En los últimos meses, la Mesa Redonda de Negocios ha enviado un mensaje claro a Washington con una exitosa campaña multimillonaria para rechazar los aumentos de impuestos corporativos. Pero si bien las empresas envían mensajes sobre cuestiones sociales como el cambio climático, la equidad racial y el derecho al voto, no respaldan sus palabras con medidas, especialmente ahora, cuando se nos presenta una oportunidad única en una década para apoyar la legislación federal que aborda estos desafíos. Los autores recomiendan que 1) la Mesa Redonda de Negocios dirija una campaña a gran escala para apoyar las disposiciones climáticas más ambiciosas en el presupuesto propuesto por la administración Biden, y 2) que la comunidad empresarial apoye la legislación crítica para reforzar los sistemas electorales y electorales de EE. UU.

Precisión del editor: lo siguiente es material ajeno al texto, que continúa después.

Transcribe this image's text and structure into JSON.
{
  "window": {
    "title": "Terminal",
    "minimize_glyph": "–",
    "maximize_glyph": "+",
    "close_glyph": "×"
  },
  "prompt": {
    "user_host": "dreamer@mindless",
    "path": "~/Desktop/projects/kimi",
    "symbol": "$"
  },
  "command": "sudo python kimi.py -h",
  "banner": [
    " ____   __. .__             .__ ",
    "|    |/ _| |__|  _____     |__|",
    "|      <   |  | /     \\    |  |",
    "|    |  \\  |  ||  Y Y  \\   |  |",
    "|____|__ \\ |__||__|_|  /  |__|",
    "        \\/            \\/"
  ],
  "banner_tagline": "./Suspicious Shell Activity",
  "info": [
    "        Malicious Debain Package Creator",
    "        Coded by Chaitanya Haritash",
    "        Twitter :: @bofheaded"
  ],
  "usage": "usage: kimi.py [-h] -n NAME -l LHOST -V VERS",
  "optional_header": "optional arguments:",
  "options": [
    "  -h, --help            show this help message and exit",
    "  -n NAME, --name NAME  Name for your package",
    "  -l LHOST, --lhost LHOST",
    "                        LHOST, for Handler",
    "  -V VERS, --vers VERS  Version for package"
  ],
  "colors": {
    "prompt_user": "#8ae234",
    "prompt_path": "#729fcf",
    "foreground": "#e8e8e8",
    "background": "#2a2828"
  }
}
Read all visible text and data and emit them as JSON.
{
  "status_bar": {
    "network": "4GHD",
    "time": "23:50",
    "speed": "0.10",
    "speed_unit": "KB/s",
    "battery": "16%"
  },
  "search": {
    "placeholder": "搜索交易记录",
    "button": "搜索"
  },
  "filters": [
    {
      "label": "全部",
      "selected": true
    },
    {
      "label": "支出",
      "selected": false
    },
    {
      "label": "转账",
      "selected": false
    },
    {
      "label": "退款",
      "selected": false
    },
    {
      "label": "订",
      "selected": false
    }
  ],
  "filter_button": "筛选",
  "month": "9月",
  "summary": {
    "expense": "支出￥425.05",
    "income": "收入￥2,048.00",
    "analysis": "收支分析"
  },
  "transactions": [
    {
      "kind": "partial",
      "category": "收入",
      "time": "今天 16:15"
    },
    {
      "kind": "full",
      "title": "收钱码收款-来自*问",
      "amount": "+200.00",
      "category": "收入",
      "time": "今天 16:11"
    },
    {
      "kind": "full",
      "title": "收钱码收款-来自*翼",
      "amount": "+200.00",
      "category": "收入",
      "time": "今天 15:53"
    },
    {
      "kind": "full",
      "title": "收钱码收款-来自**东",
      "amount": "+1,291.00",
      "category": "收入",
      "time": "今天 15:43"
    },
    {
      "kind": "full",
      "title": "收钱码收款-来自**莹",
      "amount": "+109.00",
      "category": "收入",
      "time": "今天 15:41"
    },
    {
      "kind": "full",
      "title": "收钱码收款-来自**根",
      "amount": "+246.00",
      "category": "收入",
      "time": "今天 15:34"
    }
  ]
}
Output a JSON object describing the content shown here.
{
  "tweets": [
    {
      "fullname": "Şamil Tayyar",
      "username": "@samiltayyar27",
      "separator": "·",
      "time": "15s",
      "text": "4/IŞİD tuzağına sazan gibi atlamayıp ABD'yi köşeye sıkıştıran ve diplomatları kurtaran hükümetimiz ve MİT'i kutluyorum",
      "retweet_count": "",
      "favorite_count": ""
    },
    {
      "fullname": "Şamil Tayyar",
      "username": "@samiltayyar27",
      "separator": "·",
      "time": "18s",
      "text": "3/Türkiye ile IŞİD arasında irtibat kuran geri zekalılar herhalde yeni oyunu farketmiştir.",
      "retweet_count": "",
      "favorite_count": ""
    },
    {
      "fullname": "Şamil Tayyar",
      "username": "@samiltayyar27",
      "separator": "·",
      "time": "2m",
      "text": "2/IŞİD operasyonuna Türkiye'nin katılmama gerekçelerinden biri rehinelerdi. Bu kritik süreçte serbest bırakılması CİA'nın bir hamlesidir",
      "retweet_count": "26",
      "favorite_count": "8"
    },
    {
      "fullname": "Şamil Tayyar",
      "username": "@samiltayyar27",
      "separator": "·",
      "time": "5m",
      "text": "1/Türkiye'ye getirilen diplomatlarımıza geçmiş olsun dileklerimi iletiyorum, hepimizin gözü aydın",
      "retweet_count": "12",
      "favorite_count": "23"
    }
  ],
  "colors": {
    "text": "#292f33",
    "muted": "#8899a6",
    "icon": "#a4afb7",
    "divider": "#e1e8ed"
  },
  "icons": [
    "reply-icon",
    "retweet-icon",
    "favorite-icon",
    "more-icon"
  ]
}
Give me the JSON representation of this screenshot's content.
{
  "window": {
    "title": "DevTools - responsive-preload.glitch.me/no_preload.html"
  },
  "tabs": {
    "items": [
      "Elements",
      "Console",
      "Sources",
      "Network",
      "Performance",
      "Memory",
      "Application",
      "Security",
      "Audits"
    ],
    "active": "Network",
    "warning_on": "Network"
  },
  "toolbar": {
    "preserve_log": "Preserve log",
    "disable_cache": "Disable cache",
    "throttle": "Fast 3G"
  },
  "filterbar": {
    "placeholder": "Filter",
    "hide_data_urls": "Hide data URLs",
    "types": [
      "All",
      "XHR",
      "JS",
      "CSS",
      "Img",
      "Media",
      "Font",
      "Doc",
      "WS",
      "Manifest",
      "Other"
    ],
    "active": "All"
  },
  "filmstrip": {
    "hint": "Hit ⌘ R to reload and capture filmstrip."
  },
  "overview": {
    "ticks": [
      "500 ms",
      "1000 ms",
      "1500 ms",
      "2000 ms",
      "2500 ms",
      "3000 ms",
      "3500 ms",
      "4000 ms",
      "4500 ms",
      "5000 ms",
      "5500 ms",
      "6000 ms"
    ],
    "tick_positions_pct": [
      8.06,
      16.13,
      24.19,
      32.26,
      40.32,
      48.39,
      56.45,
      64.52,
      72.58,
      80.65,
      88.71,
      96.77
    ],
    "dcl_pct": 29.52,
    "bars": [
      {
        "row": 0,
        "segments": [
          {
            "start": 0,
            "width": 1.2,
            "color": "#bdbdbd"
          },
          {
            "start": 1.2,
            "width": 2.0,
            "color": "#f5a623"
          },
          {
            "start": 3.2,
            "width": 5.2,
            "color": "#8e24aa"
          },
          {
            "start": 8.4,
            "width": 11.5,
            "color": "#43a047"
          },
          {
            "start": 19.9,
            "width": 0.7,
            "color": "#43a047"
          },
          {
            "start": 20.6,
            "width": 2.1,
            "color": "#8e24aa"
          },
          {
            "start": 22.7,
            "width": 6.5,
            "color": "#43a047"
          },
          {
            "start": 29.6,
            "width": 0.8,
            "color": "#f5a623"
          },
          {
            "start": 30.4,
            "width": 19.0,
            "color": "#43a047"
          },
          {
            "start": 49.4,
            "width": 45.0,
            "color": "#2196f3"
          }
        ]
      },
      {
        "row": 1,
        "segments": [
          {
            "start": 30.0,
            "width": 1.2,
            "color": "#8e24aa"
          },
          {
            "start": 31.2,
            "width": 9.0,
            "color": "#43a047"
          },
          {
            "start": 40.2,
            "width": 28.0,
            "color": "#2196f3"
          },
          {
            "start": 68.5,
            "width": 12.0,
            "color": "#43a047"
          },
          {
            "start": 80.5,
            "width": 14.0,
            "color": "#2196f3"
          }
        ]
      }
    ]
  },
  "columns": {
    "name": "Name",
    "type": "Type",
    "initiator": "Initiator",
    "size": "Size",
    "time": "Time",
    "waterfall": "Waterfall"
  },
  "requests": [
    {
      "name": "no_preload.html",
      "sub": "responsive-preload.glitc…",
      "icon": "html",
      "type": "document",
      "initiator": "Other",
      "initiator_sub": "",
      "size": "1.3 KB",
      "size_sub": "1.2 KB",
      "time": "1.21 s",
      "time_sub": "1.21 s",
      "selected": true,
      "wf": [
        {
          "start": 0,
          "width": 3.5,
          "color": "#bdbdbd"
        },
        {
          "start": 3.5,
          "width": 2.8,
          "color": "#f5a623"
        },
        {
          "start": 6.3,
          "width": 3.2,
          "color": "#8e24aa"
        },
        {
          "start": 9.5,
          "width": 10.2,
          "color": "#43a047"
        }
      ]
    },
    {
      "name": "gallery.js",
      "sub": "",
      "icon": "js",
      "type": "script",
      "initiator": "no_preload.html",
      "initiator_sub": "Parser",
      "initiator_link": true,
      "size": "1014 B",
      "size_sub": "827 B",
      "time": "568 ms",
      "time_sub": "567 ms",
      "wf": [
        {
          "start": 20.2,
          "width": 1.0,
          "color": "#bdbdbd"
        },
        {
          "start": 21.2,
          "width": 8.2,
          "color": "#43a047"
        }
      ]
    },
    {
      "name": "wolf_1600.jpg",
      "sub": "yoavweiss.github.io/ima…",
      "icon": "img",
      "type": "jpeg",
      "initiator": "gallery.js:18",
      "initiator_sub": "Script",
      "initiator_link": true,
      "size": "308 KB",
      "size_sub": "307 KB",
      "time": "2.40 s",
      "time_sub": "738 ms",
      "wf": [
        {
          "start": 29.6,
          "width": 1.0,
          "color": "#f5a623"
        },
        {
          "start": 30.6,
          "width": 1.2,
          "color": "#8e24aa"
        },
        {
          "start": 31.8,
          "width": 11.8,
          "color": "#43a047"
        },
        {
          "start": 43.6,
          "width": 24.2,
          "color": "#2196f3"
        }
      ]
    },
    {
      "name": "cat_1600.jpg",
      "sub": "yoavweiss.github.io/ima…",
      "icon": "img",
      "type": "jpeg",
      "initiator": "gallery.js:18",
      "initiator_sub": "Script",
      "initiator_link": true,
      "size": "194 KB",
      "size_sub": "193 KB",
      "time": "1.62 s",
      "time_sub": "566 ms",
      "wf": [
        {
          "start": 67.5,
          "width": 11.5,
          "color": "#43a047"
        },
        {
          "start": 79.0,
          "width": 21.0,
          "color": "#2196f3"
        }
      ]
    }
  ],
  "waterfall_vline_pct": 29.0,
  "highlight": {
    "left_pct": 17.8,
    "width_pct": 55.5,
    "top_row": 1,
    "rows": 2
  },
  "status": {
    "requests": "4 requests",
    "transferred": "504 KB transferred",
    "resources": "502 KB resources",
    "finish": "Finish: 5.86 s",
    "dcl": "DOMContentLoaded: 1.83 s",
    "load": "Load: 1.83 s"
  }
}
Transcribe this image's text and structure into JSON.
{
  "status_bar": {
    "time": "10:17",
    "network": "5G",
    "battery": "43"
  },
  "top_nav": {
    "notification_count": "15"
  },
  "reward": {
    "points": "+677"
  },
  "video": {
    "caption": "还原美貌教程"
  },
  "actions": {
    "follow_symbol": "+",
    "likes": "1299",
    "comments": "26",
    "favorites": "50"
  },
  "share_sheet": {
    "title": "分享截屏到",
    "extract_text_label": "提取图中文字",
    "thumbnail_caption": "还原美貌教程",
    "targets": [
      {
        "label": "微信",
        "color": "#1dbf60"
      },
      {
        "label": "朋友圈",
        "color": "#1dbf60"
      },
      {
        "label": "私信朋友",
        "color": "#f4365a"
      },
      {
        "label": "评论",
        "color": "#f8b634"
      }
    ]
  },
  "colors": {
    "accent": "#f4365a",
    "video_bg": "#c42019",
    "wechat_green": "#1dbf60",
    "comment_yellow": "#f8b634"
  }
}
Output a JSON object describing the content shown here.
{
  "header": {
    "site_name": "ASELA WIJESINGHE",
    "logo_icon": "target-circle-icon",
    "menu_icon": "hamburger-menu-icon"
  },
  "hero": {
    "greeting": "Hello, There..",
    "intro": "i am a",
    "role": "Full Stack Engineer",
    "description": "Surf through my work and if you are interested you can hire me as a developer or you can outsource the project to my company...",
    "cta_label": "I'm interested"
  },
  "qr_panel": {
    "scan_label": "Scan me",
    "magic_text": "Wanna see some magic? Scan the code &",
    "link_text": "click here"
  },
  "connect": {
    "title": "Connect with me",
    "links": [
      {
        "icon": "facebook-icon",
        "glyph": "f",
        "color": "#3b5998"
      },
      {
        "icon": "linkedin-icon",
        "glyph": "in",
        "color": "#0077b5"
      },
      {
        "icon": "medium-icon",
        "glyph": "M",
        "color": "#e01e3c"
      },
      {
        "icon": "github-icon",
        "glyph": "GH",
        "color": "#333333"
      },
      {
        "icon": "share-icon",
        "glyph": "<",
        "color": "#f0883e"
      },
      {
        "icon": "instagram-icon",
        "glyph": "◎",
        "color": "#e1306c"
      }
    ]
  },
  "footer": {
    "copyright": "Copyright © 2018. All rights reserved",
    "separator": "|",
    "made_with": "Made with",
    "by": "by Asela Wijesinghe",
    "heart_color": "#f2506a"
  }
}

En los últimos 18 meses, Estados Unidos ha experimentado un tumulto sin precedentes: una pandemia mundial, una recesión económica, una polémica elección presidencial, el asedio violento del Capitolio de los Estados Unidos y leyes de votación restrictivas en varios estados. Estados Unidos ha experimentado un descenso en calidad de vida desde 2011, según un riguroso análisis del Índice de progreso social. El sueño americano que hemos apreciado durante mucho tiempo está en riesgo. Y a pesar del continuo crecimiento económico, el entorno empresarial se ha erosionado.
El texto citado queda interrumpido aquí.